SCARBOROUGH — Operation Hope is slated to receive more than $60,000 in grant reimbursements over the next 13 months, thanks to a new state law.

The law earmarks money to reimburse law enforcement entities and county jails for the establishment of projects designed to facilitate pathways to treatment, recovery and support services through law enforcement initiatives,” according to language in LD 1537.

The Police Department started Operation Hope Oct. 1, 2015, as a way to supplement the lack of adequate support or options for those dealing with addiction.

Officer John Gill, one of the founding members of Operation Hope, told town councilors last September, “We are intent on changing Maine’s response to addiction and helping (to) find ways to move forward and seek solutions, to give a face to recovery, to show what is possible, and to hopefully save lives.”

Starting this month through June 30, $8,800 will be reimbursed to the department, Police Chief Robbie Moulton said Monday. Starting July 1 and for the rest of the 2017 fiscal year, an additional $52,800 will be earmarked for Operation Hope.

The grant funding, which the department had to apply for, will be primarily used to pay for traveling expenses for individuals seeking treatment.
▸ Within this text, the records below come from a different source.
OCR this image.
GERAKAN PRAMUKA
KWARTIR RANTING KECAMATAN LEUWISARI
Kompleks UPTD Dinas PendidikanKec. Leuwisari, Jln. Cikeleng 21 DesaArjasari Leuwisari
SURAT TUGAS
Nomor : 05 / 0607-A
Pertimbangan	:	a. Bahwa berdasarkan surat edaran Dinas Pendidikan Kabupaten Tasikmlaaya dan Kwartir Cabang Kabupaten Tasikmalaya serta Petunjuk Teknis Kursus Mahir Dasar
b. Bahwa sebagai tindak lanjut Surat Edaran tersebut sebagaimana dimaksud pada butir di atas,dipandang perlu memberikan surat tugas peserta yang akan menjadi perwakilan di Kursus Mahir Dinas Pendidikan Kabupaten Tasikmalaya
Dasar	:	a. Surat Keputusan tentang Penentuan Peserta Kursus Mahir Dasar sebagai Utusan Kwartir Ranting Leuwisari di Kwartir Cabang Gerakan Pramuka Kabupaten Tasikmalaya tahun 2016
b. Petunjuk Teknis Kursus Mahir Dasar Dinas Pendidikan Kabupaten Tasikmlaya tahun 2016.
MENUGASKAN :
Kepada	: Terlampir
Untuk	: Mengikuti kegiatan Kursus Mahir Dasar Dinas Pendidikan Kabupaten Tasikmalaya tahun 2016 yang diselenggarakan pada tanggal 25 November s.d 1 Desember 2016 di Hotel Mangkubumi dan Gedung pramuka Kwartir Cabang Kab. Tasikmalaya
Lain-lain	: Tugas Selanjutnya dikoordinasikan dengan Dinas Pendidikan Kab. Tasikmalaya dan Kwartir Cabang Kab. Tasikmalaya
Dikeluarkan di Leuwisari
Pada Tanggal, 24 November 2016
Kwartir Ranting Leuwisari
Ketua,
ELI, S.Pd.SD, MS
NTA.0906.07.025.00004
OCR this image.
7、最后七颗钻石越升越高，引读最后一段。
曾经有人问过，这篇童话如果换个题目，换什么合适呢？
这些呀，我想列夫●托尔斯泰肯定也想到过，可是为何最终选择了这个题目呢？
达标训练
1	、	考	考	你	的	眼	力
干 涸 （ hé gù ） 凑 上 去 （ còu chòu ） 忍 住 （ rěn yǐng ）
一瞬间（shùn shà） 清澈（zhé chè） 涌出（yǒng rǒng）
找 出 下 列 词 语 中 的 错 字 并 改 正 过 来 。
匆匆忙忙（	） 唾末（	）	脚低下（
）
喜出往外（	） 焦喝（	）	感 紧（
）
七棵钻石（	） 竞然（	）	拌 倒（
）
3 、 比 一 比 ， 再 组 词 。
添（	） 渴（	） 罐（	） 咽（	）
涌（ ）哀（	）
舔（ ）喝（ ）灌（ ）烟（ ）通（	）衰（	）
Because Maine’s treatment options are limited, Moulton said, many of the nearly 150 people who’ve been placed in treatment through the program have been transported to treatment facilities as far away as California, Colorado, Pennsylvania and Florida.

Paying for transportation through the program has been the department’s “biggest expense,” Moulton said.

The grant will also be used to reimburse employee overtime, which has been exhausted by Operation Hope. Police Department officers and employees have juggled both sets of duties, and the department hasn’t budgeted for the needed amount of overtime, Moulton said; the grant will help bridge that gap.

The funding will also allow the department to print more informational pamphlets about Operation Hope to place in the lobbies of police departments around the state.

In the future, depending on whether the department procures more grant money, the plan will likely be to begin funding partial payments for treatment beds, so the department won’t have to rely exclusively on donations, Moulton said.

Operation Hope placed nearly 30 individuals in treatment centers during its first month and, in the five months since, has placed 148 people, largely funded by donations from treatment centers around the country.

Depending on the facility and the needs of the individual, treatment and detox programs can cost thousands of dollars.

The typical cost of a 30-day treatment program is about $18,200, department crime analyst Jaime Higgins said last October, which means that nearly $200,000 worth of treatment is being offered to individuals who seek treatment through the project.

Compounding the cost, most individuals in search of treatment do not have insurance. To ensure that recovery is not cost-prohibitive, the department has convinced several treatment facilities across the country to donate treatment spots – an option that, while directly benefiting individuals now, is not sustainable for the department or the facilities.

“It’s getting to the point where those full scholarships beds are harder and harder to secure,” Moulton said.

Spending future grant money on “partial payments” for treatment beds is a likely scenario. “Everyone’s been great about giving those (beds) to us, but at the end of the day, these places need to make a profit, too,” Moulton said.